The automatic threshold segmentation tool is fast and effective for distinguishing the ROI from high-contrast images by setting a range of values, they noted. The ROI was extracted by comparing the density value of each pixel with a given threshold.

Having considered a range of printing techniques, the group chose the MakerBot Replicator 2 (MakerBot) and polylactide (PLA) filament materials for 3D printing. The deposition modeling printer uses a high-temperature nozzle to heat the PLA filament to a semiliquid state and print it one layer at a time.

After mesh processing is used to generate the digital model, it is imported to the MakerWare software, which is bundled with the MakerBot printer. The software performs translation, rotation, and scaling transformation to ensure that the printable model is aligned vertically with the top of the build plate and not outside of the printing space. The software automatically slices the digital model into layers, generating supporting structures on the build plate for construction, the authors wrote.

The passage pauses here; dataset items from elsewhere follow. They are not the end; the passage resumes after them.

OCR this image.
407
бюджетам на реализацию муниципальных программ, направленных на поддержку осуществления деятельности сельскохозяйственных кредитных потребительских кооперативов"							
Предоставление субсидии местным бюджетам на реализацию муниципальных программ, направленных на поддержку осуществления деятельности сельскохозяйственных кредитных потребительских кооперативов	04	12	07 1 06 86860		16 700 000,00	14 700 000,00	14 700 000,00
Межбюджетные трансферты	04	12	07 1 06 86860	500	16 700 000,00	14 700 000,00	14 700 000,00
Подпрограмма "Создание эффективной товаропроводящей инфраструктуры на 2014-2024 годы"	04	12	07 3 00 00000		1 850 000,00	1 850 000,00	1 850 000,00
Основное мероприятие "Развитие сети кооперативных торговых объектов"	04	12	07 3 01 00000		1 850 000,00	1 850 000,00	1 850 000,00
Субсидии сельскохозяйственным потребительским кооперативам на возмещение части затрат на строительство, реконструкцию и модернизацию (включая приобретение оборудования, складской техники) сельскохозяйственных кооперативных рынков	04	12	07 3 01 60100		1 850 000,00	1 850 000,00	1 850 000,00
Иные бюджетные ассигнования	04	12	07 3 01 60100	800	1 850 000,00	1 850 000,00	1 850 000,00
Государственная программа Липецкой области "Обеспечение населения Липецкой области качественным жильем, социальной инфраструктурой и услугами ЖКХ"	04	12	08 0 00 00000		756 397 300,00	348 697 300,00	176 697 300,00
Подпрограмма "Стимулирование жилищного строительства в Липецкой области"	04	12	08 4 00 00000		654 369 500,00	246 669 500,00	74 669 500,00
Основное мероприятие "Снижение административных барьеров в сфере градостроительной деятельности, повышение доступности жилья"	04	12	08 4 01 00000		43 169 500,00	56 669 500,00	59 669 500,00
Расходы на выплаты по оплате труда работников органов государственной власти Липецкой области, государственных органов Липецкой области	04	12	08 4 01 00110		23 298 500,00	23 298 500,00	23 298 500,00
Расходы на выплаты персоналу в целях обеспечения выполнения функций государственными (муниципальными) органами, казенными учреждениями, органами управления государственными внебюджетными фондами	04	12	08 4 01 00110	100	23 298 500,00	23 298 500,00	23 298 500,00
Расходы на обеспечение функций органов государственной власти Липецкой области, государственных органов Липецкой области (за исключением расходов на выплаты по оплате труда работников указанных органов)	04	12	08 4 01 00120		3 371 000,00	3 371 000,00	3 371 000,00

Qualitative assessment involves aligning the model in a common coordinate system while users watch and inspect the materials from different viewpoints. In quantitative assessment, a numerical tool is used to visualize any geometric deviation. Optical scanners enable highly accurate evaluation of dimensional errors by comparing the reconstructed model and corresponding scanned model using CloudCompare version 2.6.2 open-source software.

In the article, the authors described the following steps:

  • The team produced multiple digital resources from medical images of living subjects.
  • CT angiography images were used to create digital resources and printed models of the heart chambers and vessel lumen.
  • Ray tracing was used to visualize the structure of the blood vessel from time-of-flight MR angiography images by setting the transfer function and color mapping.

"During the past 10 years, the application of 3D printing has been invaluable in anatomical training and surgical education, because it both avoids certain ethical concerns and provides more realistic educational resources," Shui and colleagues wrote. "3D printing is low in cost, high in accuracy, and involves a short production time. Multiple copies of dissected specimens and clinical case studies can be produced to scale in any size."

Studies have shown 3D-printed models to be more intuitive to use compared with digital models, and better able to capture complex 3D spatial relationships. The authors have submitted additional research for publication showing the value of 3D-printed models compared to conventional training, co-author Chen wrote in her email. For the new study, they designed a randomized controlled trial with 3D-printed skulls for anatomy education of medical students at the college.

"Our research showed 3D-printed skulls in this trial have certain benefits in basic cranial education over cadaveric skulls and atlases," Chen wrote. "In the future, we will use 3D-printed teaching visual aids in medical education and clinical medicine."